— Не думаю.
— Ну, значит, наши переговоры протекают в теплой и дружественной обстановке.
— Вам не кажется, что со старшими не положено говорить так развязно, как, впрочем, и со всеми остальными?
— Извините.
— Охотно. А сейчас я вам скажу нечто такое, что не будет ни теплой, ни дружественной обстановки... если вы не поймете меня.
— Жаль.
— Никуда я вас не отпущу, Аверин.
Я смотрел на него в упор. Он здорово держался. Возможно, он заранее знал, что я скажу ему именно это. Ни одним движением он не показал, что недоволен, не шелохнулся даже.
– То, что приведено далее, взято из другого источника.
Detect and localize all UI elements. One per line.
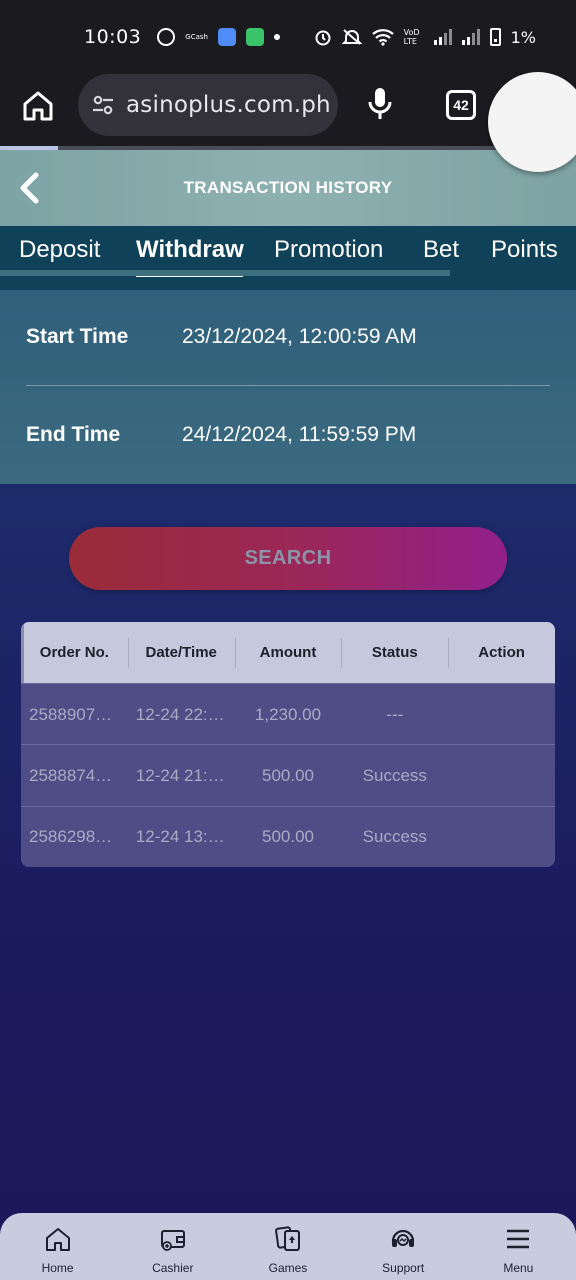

— Не буду вам читать мораль, напоминать о долге — это вы великолепно знаете сами. Вы мне нужны здесь, Аверин. И мне, и нам всем. Мы должны вытащить заставу — и не в хорошие, а в отличные. Я говорю с вами сейчас как с младшим товарищем. Вы должны помочь. Я хочу взвалить на вас всю физподготовку. А в свободное время можем поговорить о живописи. Ну, как?
Он тоже посмотрел на меня в упор. Тяжелый подбородок выдвинулся, и от этого лицо Аверина стало угрюмым.
— Вы предложили мне разговор начистоту, — медленно сказал он. — Так вот, если начистоту... Прошу передать мою докладную по команде. Я не хочу служить на заставе, товарищ капитан. И если...
— Погодите, Аверин. Я хочу предупредить вас: я не боюсь угроз. А за словом «если» обычно следует угроза.
— Я не угрожаю. Просто вы намучаетесь со мной. Это я вам обещаю твердо.
Мы сидели друг против друга, нас разделял стол, а у меня было точно такое же ощущение, как час назад, когда Дина подбиралась к моему горлу. А может, плюнуть и впрямь передать докладную? Ну его к лешему, пусть переводят куда хотят, здесь не исправительный дом, здесь — Аверин прав! — должны служить дисциплинированные солдаты.
— Возьмите назад докладную, Аверин.
— Товарищ капитан...
— Будет здесь начальство — передадите лично, это ваше право. И можете жаловаться на меня тогда сколько угодно.
Он встал, невысокий, сухой, собранный. Пошел к дверям. Я остановил его. Разве его не учили, как надо выходить? У него дернулась щека.
— Разрешите идти?
— Идите.
Плохо, очень плохо! Он упрям, и я действительно намучаюсь с ним. Но что поделать? Мы же не выбираем себе заставы, где служить, и солдат, с которыми служить.
Педагогику и психологию в училище нам преподавал удивительный человек — подполковник, офицер-пограничник чуть ли не с тридцатилетним стажем, не имеющий никаких ученых степеней. Мы сидели на его занятиях, как на чтении приключенческого романа. Я и сейчас, годы спустя, помню чуть ли не весь курс, слово в слово, и не потому, что такая уж у меня расчудесная память. Практик, он не забирался в дебри сухой науки, он просто рассказывал нам о сотнях встреч, о пережитом и передуманном — и это было здорово! Мы учились у него прежде всего сердечности, а уж потом всему остальному.